We don’t know what we don’t know. Three years ago, I was elected to serve on the Roswell school board and currently serve as board president. Because I have been in education for more than 15 years as an educator and advocate, I bring expertise on student learning, understanding data, the need for quality teacher training and alignment of the three. Yet, as a new board member, I didn’t know what I didn’t know. School boards have very specific duties they are required to do. One of these is approving budgets. I came to my position as a board member with no consistent training or experience with finance documents, balance transfers, budgets by departments or schools and all the in-between line items. Although our district has an excellent finance and leadership team, I want to feel confident in my understanding as part of my board responsibilities.
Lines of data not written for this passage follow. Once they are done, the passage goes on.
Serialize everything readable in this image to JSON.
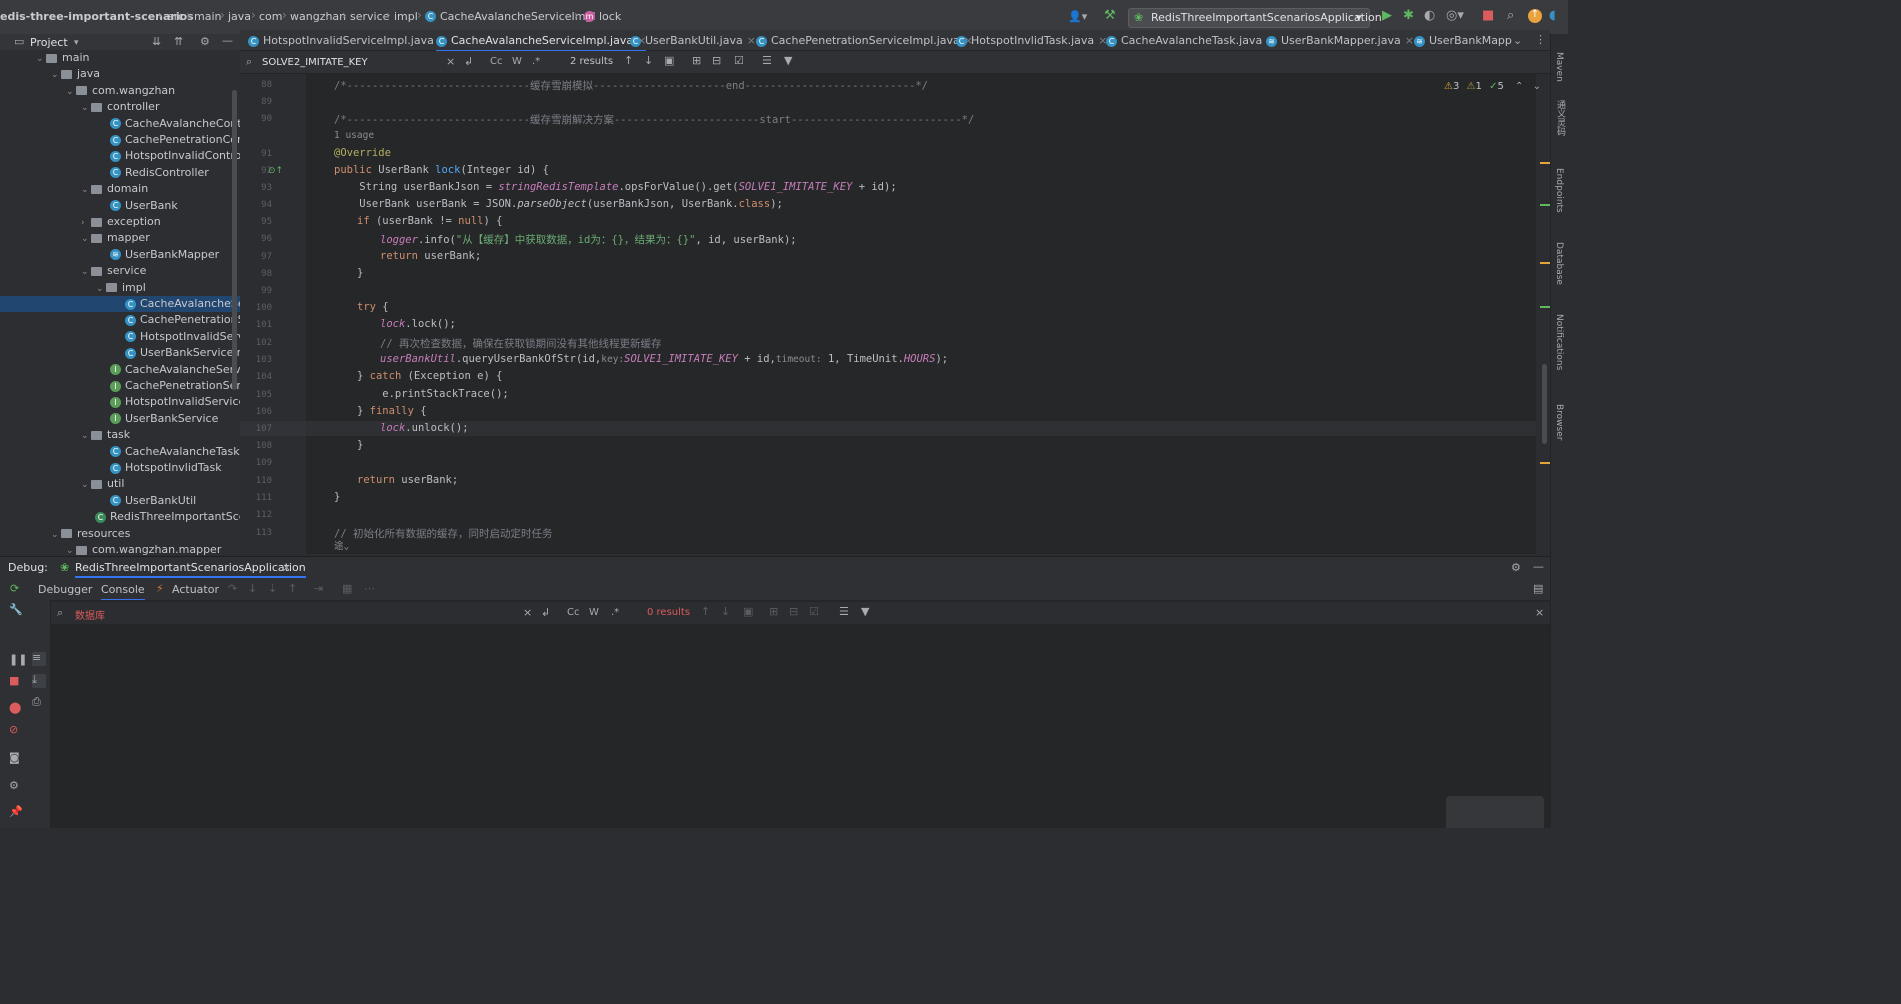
{
  "breadcrumbs": [
    "edis-three-important-scenarios",
    "src",
    "main",
    "java",
    "com",
    "wangzhan",
    "service",
    "impl",
    "CacheAvalancheServiceImpl",
    "lock"
  ],
  "run_config": "RedisThreeImportantScenariosApplication",
  "project_panel": {
    "title": "Project",
    "tree": [
      {
        "label": "main",
        "type": "folder",
        "indent": 0
      },
      {
        "label": "java",
        "type": "folder",
        "indent": 1
      },
      {
        "label": "com.wangzhan",
        "type": "folder",
        "indent": 2
      },
      {
        "label": "controller",
        "type": "folder",
        "indent": 3
      },
      {
        "label": "CacheAvalancheContro",
        "type": "class",
        "indent": 4
      },
      {
        "label": "CachePenetrationContr",
        "type": "class",
        "indent": 4
      },
      {
        "label": "HotspotInvalidControlle",
        "type": "class",
        "indent": 4
      },
      {
        "label": "RedisController",
        "type": "class",
        "indent": 4
      },
      {
        "label": "domain",
        "type": "folder",
        "indent": 3
      },
      {
        "label": "UserBank",
        "type": "class",
        "indent": 4
      },
      {
        "label": "exception",
        "type": "folder-collapsed",
        "indent": 3
      },
      {
        "label": "mapper",
        "type": "folder",
        "indent": 3
      },
      {
        "label": "UserBankMapper",
        "type": "mapper",
        "indent": 4
      },
      {
        "label": "service",
        "type": "folder",
        "indent": 3
      },
      {
        "label": "impl",
        "type": "folder",
        "indent": 4
      },
      {
        "label": "CacheAvalancheServ",
        "type": "class",
        "indent": 5,
        "selected": true
      },
      {
        "label": "CachePenetrationSe",
        "type": "class",
        "indent": 5
      },
      {
        "label": "HotspotInvalidServic",
        "type": "class",
        "indent": 5
      },
      {
        "label": "UserBankServiceImp",
        "type": "class",
        "indent": 5
      },
      {
        "label": "CacheAvalancheService",
        "type": "interface",
        "indent": 4
      },
      {
        "label": "CachePenetrationServic",
        "type": "interface",
        "indent": 4
      },
      {
        "label": "HotspotInvalidService",
        "type": "interface",
        "indent": 4
      },
      {
        "label": "UserBankService",
        "type": "interface",
        "indent": 4
      },
      {
        "label": "task",
        "type": "folder",
        "indent": 3
      },
      {
        "label": "CacheAvalancheTask",
        "type": "class",
        "indent": 4
      },
      {
        "label": "HotspotInvlidTask",
        "type": "class",
        "indent": 4
      },
      {
        "label": "util",
        "type": "folder",
        "indent": 3
      },
      {
        "label": "UserBankUtil",
        "type": "class",
        "indent": 4
      },
      {
        "label": "RedisThreeImportantScena",
        "type": "app",
        "indent": 3
      },
      {
        "label": "resources",
        "type": "folder",
        "indent": 1
      },
      {
        "label": "com.wangzhan.mapper",
        "type": "folder",
        "indent": 2
      }
    ]
  },
  "editor_tabs": [
    {
      "label": "HotspotInvalidServiceImpl.java",
      "active": false
    },
    {
      "label": "CacheAvalancheServiceImpl.java",
      "active": true
    },
    {
      "label": "UserBankUtil.java",
      "active": false
    },
    {
      "label": "CachePenetrationServiceImpl.java",
      "active": false
    },
    {
      "label": "HotspotInvlidTask.java",
      "active": false
    },
    {
      "label": "CacheAvalancheTask.java",
      "active": false
    },
    {
      "label": "UserBankMapper.java",
      "active": false
    },
    {
      "label": "UserBankMapp",
      "active": false
    }
  ],
  "find_bar": {
    "query": "SOLVE2_IMITATE_KEY",
    "results": "2 results",
    "case_label": "Cc",
    "word_label": "W",
    "regex_label": ".*"
  },
  "inspections": {
    "warnings": "3",
    "weak_warnings": "1",
    "ok": "5"
  },
  "code": {
    "line_numbers": [
      "88",
      "89",
      "90",
      "",
      "91",
      "92",
      "93",
      "94",
      "95",
      "96",
      "97",
      "98",
      "99",
      "100",
      "101",
      "102",
      "103",
      "104",
      "105",
      "106",
      "107",
      "108",
      "109",
      "110",
      "111",
      "112",
      "113"
    ],
    "comment_end": "/*-----------------------------缓存雪崩模拟---------------------end---------------------------*/",
    "comment_start": "/*-----------------------------缓存雪崩解决方案-----------------------start---------------------------*/",
    "usage_hint": "1 usage",
    "override": "@Override",
    "l92_kw": "public",
    "l92_rest": " UserBank ",
    "l92_fn": "lock",
    "l92_tail": "(Integer id) {",
    "l93_pre": "    String userBankJson = ",
    "l93_fld": "stringRedisTemplate",
    "l93_mid": ".opsForValue().get(",
    "l93_const": "SOLVE1_IMITATE_KEY",
    "l93_tail": " + id);",
    "l94_pre": "    UserBank userBank = JSON.",
    "l94_static": "parseObject",
    "l94_mid": "(userBankJson, UserBank.",
    "l94_kw": "class",
    "l94_tail": ");",
    "l95_kw": "if",
    "l95_mid": " (userBank != ",
    "l95_null": "null",
    "l95_tail": ") {",
    "l96_fld": "logger",
    "l96_mid": ".info(",
    "l96_str": "\"从【缓存】中获取数据，id为：{}，结果为：{}\"",
    "l96_tail": ", id, userBank);",
    "l97_kw": "return",
    "l97_tail": " userBank;",
    "close_brace": "}",
    "l100_kw": "try",
    "l100_tail": " {",
    "l101_fld": "lock",
    "l101_tail": ".lock();",
    "l102_cm": "// 再次检查数据，确保在获取锁期间没有其他线程更新缓存",
    "l103_fld": "userBankUtil",
    "l103_mid": ".queryUserBankOfStr(id,",
    "l103_hint_key": "key:",
    "l103_const": "SOLVE1_IMITATE_KEY",
    "l103_mid2": " + id,",
    "l103_hint_timeout": "timeout:",
    "l103_mid3": " 1, TimeUnit.",
    "l103_enum": "HOURS",
    "l103_tail": ");",
    "l104_pre": "} ",
    "l104_kw": "catch",
    "l104_tail": " (Exception e) {",
    "l105": "    e.printStackTrace();",
    "l106_pre": "} ",
    "l106_kw": "finally",
    "l106_tail": " {",
    "l107_fld": "lock",
    "l107_tail": ".unlock();",
    "l110_kw": "return",
    "l110_tail": " userBank;",
    "l113_cm": "// 初始化所有数据的缓存，同时启动定时任务",
    "fold_hint": "途⌄"
  },
  "right_strip": [
    "Maven",
    "通义灵码",
    "Endpoints",
    "Database",
    "Notifications",
    "Browser"
  ],
  "debug": {
    "label": "Debug:",
    "session": "RedisThreeImportantScenariosApplication",
    "tabs": [
      "Debugger",
      "Console",
      "Actuator"
    ],
    "active_tab": "Console",
    "search_query": "数据库",
    "search_results": "0 results",
    "case_label": "Cc",
    "word_label": "W",
    "regex_label": ".*"
  },
  "colors": {
    "accent": "#3574f0",
    "selection": "#21466f",
    "warning": "#e2a43b",
    "ok": "#5fb85f"
  }
}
Board members come from a variety of backgrounds and experiences, which is essential for serving our communities. However, sometimes there are gaps in our knowledge base that can trickle to gaps in vision, discussion and votes. School boards meet at least on a monthly basis to approve annual budgets and monthly bills, adopt policies, review student and program effectiveness, learn about trends in student learning and evaluate the leadership of the superintendent. I haven’t met a board member yet, myself included, who can do all of these things on day one or even in that first year without support.
You will often hear advocates in Santa Fe argue about the need for local control, which allows for flexibility of the decisions to be made by community leaders, based on the various strengths and needs of their community. But what happens when a board or board member doesn’t know what they don’t know? Unlike state leaders who have access to full-time staff, experts and policy analysts, the board members often depend on local resources and their own knowledge. I’m lucky that, in my role as executive director of Teach Plus New Mexico, I work with many excellent, dedicated teachers who believe that if we can better train and support local school boards, schools, staff and students will thrive.
As part of our work at Teach Plus, our teachers interviewed 10 current school board members from across New Mexico. While opinions varied on the effectiveness of the training they received, most school board members we spoke with believe that visiting schools would help them in their role, especially related to issues on which they’re likely to vote. This is just one of Teach Plus teachers’ recommendations. The others, which I fully support, include developing a baseline of training for board members including understanding school funding, building quality local budgets, an overview of legislative updates, increasing the number of required training hours from five to 10 annually and requiring all school board members to conduct an annual walkthrough of a school.
We need to have clear expectations and systems for accountability and support, so that no matter who serves on a school board, the New Mexico School Board Association or the Public Education Department, the system will be set up to support all local elected school board members and they will be prepared to serve our students and communities.